Maggie tenía el pelo húmedo y brillante, y las mejillas sonrosadas por el exceso de agua caliente. Caminaba despacio, casi con vacilación. La ducha parecía haber arrastrado sus defensas; Nick vislumbraba una vulnerabilidad oculta en aquellos exuberantes ojos castaños.
En cuanto vio su arsenal de medicinas, movió la cabeza y los desechó con un ademán.
– Creo que me he lavado todas las heridas. No es necesario.
– O dejas que te cure o te llevo al hospital -Maggie se había caído sobre una maraña de alambres y postes astillados que se habían quedado anclados en el río-. Compláceme, ¿quieres? Ese alambre estaba lleno de óxido. ¿Cuándo te pusieron la antitetánica por última vez?
– Debe de estar al día. El FBI nos obliga a vacunarnos cada tres años, tanto si lo necesitamos como si no. Oye, Morrelli, te lo agradezco, pero estoy bien. De verdad.
Nick destapó el alcohol y el agua oxigenada, sacó bolitas de algodón y señaló el diván que tenía delante.
– Siéntate.
Creyó que volvería a negarse, pero quizá estuviera demasiado cansada para discutir. Se sentó, se aflojó el cinturón del albornoz, vaciló, y dejó que la prenda le resbalara por el hombro mientras se la ceñía a la altura del pecho.
Al instante, lo distrajo aquella piel tersa y cremosa, la redondez inicial de sus senos, la curva del cuello, el olor fresco del pelo y de la piel. Estaba un poco mareado, y duro como una piedra. ¿Cómo podría tocarla y no desear hacer algo más? Era una estupidez. Debía concentrarse y hacer caso omiso de su erección por una vez en la vida.
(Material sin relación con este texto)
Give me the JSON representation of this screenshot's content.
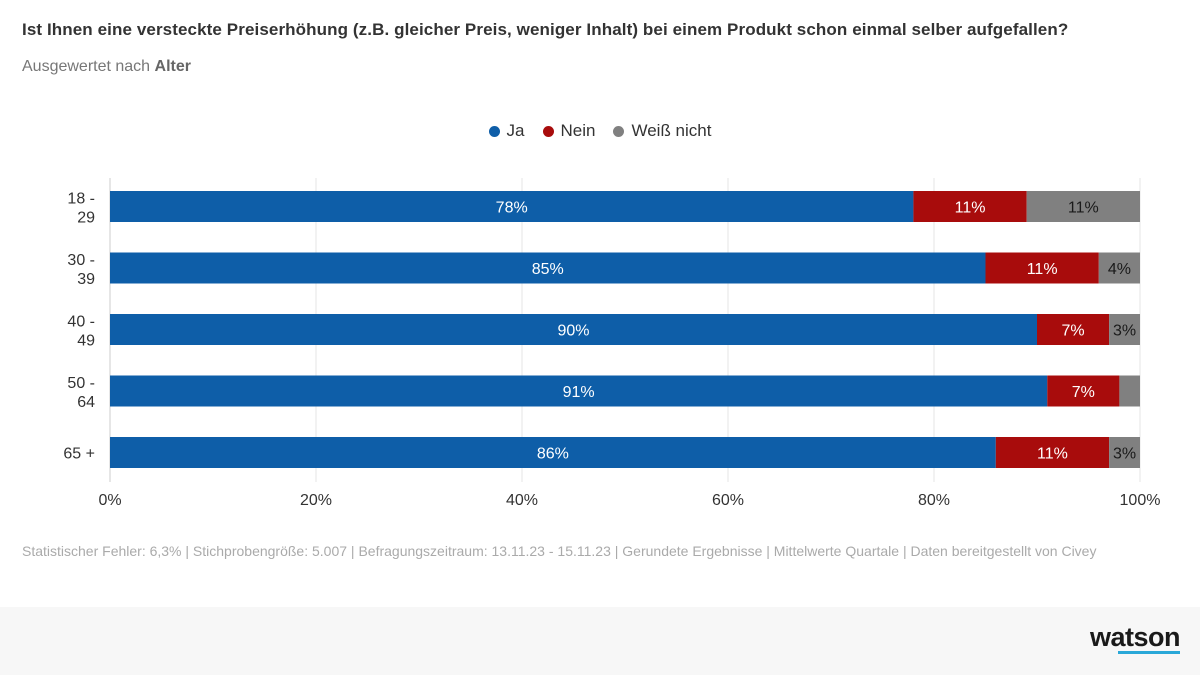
{
  "chart_data": {
    "type": "bar",
    "orientation": "horizontal",
    "stacked": true,
    "title": "Ist Ihnen eine versteckte Preiserhöhung (z.B. gleicher Preis, weniger Inhalt) bei einem Produkt schon einmal selber aufgefallen?",
    "subtitle_prefix": "Ausgewertet nach",
    "subtitle_bold": "Alter",
    "categories": [
      [
        "18 -",
        "29"
      ],
      [
        "30 -",
        "39"
      ],
      [
        "40 -",
        "49"
      ],
      [
        "50 -",
        "64"
      ],
      [
        "65 +"
      ]
    ],
    "series": [
      {
        "name": "Ja",
        "color": "#0e5ea8",
        "values": [
          78,
          85,
          90,
          91,
          86
        ],
        "labels": [
          "78%",
          "85%",
          "90%",
          "91%",
          "86%"
        ]
      },
      {
        "name": "Nein",
        "color": "#a80c0c",
        "values": [
          11,
          11,
          7,
          7,
          11
        ],
        "labels": [
          "11%",
          "11%",
          "7%",
          "7%",
          "11%"
        ]
      },
      {
        "name": "Weiß nicht",
        "color": "#808080",
        "values": [
          11,
          4,
          3,
          2,
          3
        ],
        "labels": [
          "11%",
          "4%",
          "3%",
          "",
          "3%"
        ]
      }
    ],
    "xlim": [
      0,
      100
    ],
    "xticks": [
      "0%",
      "20%",
      "40%",
      "60%",
      "80%",
      "100%"
    ],
    "grid": true,
    "legend_position": "top-center"
  },
  "footnote": "Statistischer Fehler: 6,3% | Stichprobengröße: 5.007 | Befragungszeitraum: 13.11.23 - 15.11.23 | Gerundete Ergebnisse | Mittelwerte Quartale | Daten bereitgestellt von Civey",
  "brand": "watson",
  "brand_accent": "#2aa8d8"
}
Alrededor de media docena de marcas triangulares y sangrientas mancillaban la hermosa piel de Maggie, empezando en la parte superior del hombro y descendiendo por el omóplato y el brazo. Algunas eran profundas y sangraban. En un punto, se le había desgarrado la piel. Nick acercó el algodón empapado en alcohol a la primera herida y ella se apartó de dolor. Sin embargo, no hizo ningún ruido.
– ¿Estás bien?
– Sí. Acabemos de una vez.
Intentó limpiarle con suavidad las heridas. Aun así, ella hacía muecas de dolor. Después, aplicó gasa y esparadrapo a los pequeños desgarrones que seguían sangrando.
Cuando terminó, deslizó la palma abierta de la mano por el hombro y prolongó la lenta caricia hacia el brazo, dejando que sus dedos fueran la envidia de sus labios. Notó que Maggie temblaba levemente y que enderezaba la espalda, alertando a su cuerpo del peligro o reaccionando a la electricidad. Nick alargó el contacto de su mano, disfrutando de aquella piel sedosa. Después, con suavidad, con desgana, cubrió con el albornoz la hermosa piel marcada. Ella vaciló, como si la hubiera sorprendido, como si esperara algo más. Después, se cerró mejor la bata y se ajustó el cinturón.